Might be those are side effects from other tests leaking. You can rebuild your base image to make sure that you have the same dependencies and run the whole failing test suite with breeze testing tests --test-type (see what test type it is failing with in the CI.

potiuk avatar Aug 11 '24 19:08 potiuk

Hi @davidblain-infrabel, I noticed that two of the test cases for the MSGraph hook were failing in CI, so I fixed them. You can refer to the screenshot for details.

image

ambika-garg avatar Aug 12 '24 08:08 ambika-garg

Hey @dabla, Finally I am able to pass all the checks of the CI, please review this PR once, that would help us to move forward with merging.

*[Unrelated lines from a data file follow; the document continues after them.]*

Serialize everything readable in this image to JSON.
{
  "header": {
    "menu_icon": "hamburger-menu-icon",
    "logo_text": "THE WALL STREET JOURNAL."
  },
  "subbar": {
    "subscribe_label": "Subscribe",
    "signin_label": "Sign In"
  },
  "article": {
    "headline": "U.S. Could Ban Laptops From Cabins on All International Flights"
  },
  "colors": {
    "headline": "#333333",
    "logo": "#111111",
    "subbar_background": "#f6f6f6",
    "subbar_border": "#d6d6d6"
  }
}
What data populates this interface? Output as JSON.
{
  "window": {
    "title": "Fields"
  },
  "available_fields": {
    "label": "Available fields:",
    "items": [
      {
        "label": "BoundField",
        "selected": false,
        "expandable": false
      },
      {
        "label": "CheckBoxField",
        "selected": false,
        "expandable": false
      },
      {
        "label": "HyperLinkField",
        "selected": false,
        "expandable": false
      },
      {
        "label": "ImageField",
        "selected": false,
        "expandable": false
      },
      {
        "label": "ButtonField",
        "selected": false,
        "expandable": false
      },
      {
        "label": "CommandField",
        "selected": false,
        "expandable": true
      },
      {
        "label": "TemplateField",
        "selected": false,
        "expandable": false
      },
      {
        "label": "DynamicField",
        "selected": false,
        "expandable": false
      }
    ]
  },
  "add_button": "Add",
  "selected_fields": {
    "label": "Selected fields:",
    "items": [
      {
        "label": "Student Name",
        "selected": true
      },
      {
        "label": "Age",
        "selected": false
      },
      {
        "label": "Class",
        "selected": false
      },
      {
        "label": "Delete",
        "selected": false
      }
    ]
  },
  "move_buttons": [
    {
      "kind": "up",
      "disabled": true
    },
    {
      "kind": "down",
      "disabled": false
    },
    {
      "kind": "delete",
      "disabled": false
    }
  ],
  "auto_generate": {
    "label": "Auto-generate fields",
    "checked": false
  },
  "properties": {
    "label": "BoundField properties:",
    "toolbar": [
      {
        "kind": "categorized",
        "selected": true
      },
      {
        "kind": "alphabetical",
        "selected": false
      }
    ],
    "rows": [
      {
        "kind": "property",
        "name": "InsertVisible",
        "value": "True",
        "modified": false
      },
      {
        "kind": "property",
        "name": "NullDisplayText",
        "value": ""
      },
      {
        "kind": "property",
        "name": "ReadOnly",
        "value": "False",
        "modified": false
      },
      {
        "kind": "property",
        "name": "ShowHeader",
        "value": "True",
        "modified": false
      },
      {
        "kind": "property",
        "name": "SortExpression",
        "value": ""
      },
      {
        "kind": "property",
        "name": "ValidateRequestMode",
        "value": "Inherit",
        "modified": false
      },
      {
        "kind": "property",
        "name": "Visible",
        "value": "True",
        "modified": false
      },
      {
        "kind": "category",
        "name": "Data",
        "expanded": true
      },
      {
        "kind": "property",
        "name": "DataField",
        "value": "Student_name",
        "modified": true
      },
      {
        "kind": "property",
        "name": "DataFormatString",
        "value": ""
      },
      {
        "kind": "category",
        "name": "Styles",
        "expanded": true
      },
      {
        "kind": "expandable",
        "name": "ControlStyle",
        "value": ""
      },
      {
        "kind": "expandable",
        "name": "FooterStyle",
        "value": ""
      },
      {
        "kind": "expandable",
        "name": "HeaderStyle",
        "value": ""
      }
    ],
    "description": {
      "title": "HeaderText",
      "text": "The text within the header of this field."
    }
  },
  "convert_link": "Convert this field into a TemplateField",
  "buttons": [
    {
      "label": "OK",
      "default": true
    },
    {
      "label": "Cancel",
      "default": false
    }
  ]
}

ambika-garg avatar Aug 12 '24 19:08 ambika-garg

@dabla @ambika-garg -> any other remaining points? It looks good to me but maybe I missed someething

potiuk avatar Aug 14 '24 00:08 potiuk

Hey @potiuk & @dabla, I've reviewed, tested and updated the code to the best of my ability. It looks good to me now, and I believe there are no remaining issues.

ambika-garg avatar Aug 14 '24 04:08 ambika-garg

Hey @potiuk & @dabla, I've reviewed, tested and updated the code to the best of my ability. It looks good to me now, and I believe there are no remaining issues.

Hello @ambika-garg I see that @potiuk approved the PR so it's now a matter of time to have a good build and I suppose they will merge it.

dabla avatar Aug 14 '24 07:08 dabla

@dabla @ambika-garg -> any other remaining points? It looks good to me but maybe I missed someething

Also look good to me, @ambika-garg did a great job and I went over all files yesterday and looks good to me now. Depending on the order in which we merge this PR or mine with api version, it might require a a small modification but I'm aware of it and will apply it.

dabla avatar Aug 14 '24 12:08 dabla